Shortly after the blessing of the balls and Martin’s mother’s funeral, he showed up and started working off the money I’d given him by mowing my grass that he’d been neglecting. Being the resourceful chap that he was, he also started using my lawnmower to cut other yards up and down the street. A few days after starting his new business, he even asked me if it was OK that he was using my lawn equipment. Even though it was a little out of sequence, I had no problem with the deal. I figured it was a way that I could help him out without it costing me more than a gallon of gas every so often.

Then, one Sunday morning, about 7:30, there was a knock on the door. I was still sound asleep when one of the kids came in our bedroom and told me Martin was there with somebody and said I’d told him it was OK for him to take the lawnmower to a house he had apparently been able to rent that had an unruly yard. I was pretty sure I’d never told him any such thing.


So, I made my wife help me up, get in my chair, and throw on a t-shirt just in time to get to the garage to see him loading my mower and my dad’s hedge trimmers into the back of a roached out Nissan rust bucket car with somebody with a menacing look on his face who Martin claimed was his uncle.


Martin said, “Hey, man… You told me if I ever needed anything, I could take it.”


As Uncle strapped the trunk down on my mower and got in the driver’s seat, I told Martin, “I don’t remember telling you that, and you didn’t ask me if you could take the mower anywhere further than you could push it.”


He told me why he needed it and promised he’d have it back the next afternoon as he was getting in the car. As the car was backing out of my driveway, I yelled at him that he’d better have it back in my utility room by the time I got home the next day. As it turned out, that was the wrong thing to say.


When I got home the next day, my mower was nowhere to be found, which, coincidentally, was the same position as Martin. He wasn’t answering his phone. For several days, we tried to call him, and we drove around the neighborhood to the places we’d taken him or seen him to no avail. There was no sight or sound of him until Friday when he showed up around lunchtime telling my wife he needed $150.


She called me frantically at work and told me he was acting erratically. She said he pulled up his shirt to show her an empty pistol holster on his belt. He told her that he’d hidden his guns because he didn’t want to do anything stupid but he needed $150 right then, and he couldn’t take no for an answer.


I told her to immediately lock the door, call the cops, and get my shotgun out of the closet and give it to her middle son. I had it loaded with a 3″ magnum slug followed by three 3″ magnum 000 buckshot and told him to empty the magazine if Martin tried to get in.


I immediately got in my car and got home as fast as I could.


In the meantime, Martin left before the police got there.

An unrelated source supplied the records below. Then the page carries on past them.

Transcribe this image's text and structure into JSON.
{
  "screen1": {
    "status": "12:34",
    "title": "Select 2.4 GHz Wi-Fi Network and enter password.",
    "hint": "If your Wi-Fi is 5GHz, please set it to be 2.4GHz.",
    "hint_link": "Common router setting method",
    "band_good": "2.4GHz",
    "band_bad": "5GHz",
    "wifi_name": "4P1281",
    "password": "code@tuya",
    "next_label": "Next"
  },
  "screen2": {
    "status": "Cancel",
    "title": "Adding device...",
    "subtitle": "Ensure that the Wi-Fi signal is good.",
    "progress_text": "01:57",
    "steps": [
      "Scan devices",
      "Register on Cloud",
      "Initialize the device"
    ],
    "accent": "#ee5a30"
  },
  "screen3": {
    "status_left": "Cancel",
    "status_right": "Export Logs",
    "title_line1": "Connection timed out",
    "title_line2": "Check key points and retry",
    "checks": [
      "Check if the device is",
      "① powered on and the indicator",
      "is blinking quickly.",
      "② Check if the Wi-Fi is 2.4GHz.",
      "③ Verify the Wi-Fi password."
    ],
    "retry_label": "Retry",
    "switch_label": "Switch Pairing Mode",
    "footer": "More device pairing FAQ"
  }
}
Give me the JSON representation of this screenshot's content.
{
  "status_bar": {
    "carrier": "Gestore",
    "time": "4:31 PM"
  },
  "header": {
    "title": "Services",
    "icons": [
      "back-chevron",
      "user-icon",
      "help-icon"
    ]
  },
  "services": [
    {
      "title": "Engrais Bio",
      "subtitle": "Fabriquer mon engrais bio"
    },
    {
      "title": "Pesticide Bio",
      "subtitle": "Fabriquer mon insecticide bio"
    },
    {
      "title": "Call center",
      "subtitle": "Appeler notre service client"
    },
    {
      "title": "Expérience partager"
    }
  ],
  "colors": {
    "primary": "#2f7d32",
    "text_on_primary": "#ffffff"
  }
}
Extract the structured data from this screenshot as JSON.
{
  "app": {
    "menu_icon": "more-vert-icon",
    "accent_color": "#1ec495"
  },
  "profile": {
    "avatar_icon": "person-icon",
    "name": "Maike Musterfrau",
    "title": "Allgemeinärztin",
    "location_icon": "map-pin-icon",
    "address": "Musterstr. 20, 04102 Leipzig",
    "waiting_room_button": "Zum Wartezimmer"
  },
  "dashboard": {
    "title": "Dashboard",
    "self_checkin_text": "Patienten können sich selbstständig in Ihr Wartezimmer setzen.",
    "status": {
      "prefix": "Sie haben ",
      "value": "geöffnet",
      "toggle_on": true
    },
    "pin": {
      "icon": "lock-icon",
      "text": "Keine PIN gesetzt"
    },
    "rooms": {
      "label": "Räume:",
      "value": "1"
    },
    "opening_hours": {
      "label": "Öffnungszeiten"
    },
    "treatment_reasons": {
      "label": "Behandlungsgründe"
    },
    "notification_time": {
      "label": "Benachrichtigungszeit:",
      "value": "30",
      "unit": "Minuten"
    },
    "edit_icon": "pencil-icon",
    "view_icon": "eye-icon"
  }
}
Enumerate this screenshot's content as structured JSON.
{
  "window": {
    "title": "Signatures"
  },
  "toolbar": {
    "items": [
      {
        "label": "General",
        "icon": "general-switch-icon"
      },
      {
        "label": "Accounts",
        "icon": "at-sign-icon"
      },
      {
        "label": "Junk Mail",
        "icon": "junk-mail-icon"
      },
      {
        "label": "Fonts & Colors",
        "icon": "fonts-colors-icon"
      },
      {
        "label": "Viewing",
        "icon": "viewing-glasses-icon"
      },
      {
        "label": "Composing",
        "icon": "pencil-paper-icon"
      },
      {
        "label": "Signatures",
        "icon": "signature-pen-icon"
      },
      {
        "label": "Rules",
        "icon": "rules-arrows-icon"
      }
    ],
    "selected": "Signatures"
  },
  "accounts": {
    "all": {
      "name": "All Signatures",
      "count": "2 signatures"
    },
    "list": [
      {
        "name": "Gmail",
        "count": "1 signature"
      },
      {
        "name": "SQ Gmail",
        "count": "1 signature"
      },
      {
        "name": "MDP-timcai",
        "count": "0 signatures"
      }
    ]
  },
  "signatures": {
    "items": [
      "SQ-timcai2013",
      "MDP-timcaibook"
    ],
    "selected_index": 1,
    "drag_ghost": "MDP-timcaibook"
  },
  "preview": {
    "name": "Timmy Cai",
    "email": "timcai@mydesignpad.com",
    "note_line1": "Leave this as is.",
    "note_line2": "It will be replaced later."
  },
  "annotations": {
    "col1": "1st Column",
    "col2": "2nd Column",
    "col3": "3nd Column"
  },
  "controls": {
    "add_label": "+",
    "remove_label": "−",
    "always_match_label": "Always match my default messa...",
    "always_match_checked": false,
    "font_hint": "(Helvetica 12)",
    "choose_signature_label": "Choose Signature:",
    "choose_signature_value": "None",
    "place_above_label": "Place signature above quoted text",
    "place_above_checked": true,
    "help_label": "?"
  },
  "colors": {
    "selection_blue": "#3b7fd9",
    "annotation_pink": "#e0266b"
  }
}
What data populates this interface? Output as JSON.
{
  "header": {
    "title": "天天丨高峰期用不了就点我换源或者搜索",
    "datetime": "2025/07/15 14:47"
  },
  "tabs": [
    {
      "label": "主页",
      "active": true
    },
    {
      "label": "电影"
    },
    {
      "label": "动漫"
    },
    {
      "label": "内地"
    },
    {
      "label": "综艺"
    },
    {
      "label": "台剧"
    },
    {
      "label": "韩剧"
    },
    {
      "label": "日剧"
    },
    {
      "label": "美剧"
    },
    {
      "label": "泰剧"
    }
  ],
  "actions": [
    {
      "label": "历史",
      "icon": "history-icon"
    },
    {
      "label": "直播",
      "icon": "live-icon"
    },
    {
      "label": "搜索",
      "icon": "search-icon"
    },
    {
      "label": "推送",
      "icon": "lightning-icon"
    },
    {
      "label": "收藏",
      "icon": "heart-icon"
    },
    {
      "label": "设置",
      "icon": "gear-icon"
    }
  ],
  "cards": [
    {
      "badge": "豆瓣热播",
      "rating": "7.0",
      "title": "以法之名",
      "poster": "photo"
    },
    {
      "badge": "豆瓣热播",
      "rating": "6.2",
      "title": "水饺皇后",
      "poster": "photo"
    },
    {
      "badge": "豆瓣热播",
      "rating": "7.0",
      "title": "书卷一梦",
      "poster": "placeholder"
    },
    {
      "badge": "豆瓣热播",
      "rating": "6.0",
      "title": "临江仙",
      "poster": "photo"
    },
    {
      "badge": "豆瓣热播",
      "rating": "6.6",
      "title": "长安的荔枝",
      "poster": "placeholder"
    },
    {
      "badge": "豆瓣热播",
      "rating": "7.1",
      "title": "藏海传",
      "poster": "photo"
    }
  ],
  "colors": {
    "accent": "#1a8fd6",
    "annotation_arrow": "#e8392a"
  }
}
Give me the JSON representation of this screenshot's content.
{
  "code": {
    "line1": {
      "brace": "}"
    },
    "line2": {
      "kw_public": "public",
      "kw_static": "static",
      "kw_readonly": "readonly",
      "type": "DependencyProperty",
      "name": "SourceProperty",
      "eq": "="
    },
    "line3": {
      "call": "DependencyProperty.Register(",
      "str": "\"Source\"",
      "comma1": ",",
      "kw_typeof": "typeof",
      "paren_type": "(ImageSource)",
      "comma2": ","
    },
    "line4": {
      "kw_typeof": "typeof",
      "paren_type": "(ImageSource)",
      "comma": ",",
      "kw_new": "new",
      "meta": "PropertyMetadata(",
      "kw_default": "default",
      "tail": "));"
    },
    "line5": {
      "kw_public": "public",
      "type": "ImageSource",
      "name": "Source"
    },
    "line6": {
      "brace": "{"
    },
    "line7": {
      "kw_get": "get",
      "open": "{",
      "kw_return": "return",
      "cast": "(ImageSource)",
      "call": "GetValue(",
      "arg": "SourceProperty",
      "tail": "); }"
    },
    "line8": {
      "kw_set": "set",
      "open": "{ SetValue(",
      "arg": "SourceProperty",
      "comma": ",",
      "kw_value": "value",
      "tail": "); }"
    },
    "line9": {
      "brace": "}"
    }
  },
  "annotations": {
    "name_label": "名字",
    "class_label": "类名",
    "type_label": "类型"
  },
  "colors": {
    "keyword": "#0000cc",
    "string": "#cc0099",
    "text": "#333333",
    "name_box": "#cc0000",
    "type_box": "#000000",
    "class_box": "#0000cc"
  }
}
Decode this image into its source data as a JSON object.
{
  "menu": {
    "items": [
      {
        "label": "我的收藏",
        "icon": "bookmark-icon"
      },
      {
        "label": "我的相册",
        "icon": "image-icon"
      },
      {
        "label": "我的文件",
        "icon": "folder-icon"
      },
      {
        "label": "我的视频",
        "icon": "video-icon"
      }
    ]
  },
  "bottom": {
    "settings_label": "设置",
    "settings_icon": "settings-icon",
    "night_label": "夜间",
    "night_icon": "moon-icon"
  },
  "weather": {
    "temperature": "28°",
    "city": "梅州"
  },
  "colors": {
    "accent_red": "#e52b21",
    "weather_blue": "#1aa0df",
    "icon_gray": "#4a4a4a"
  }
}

The officer told my wife they would look for Martin, but if he came back to tell him to get off our property and call them again immediately.


When I got home, the police came back by to see if he had come back, and I tried to file charges against him for stealing my mower. But, to my dismay, the officer said since I let him borrow it, there was nothing she could do. Then, she used the rest of the stop at our house as a sales pitch to get me to hire her boyfriend to cut our grass since I didn’t have a mower anymore. (I did end up hiring him, and he was absolutely fantastic.)


In the aftermath of the incident, it was apparent that my wife was terrified of my shotgun, and with its size and weight being more than she could deal with, we decided to get her a pistol. So, we hit every pawn shop in town looking for a pistol and my lawnmower too. Finally, the next morning, I found a decent .357 magnum revolver that felt comfortable in her hand, and I bought it and a box of .38 special bullets for reduced recoil.


On my way home from the pawn shop with the pistol, I called Martin and he answered. After cussing him for all I was worth, he had the nerve to ask me why I wouldn’t give him the money. Then, I told him my mower had better be back in my garage before sunset, to which he responded that he didn’t have it anymore. So, I hung up on him and never heard another peep out of him.


As long as I lived there, he never came back within sight of my house, as far as I know. The ordeal changed my view of charity, and I never gave anybody anything else short of a glass of cool water to a mother walking her daughter from house to house selling wrapping paper for her elementary school. I told anyone else about the rescue mission up the street, and if the mission wouldn’t help them, neither would I.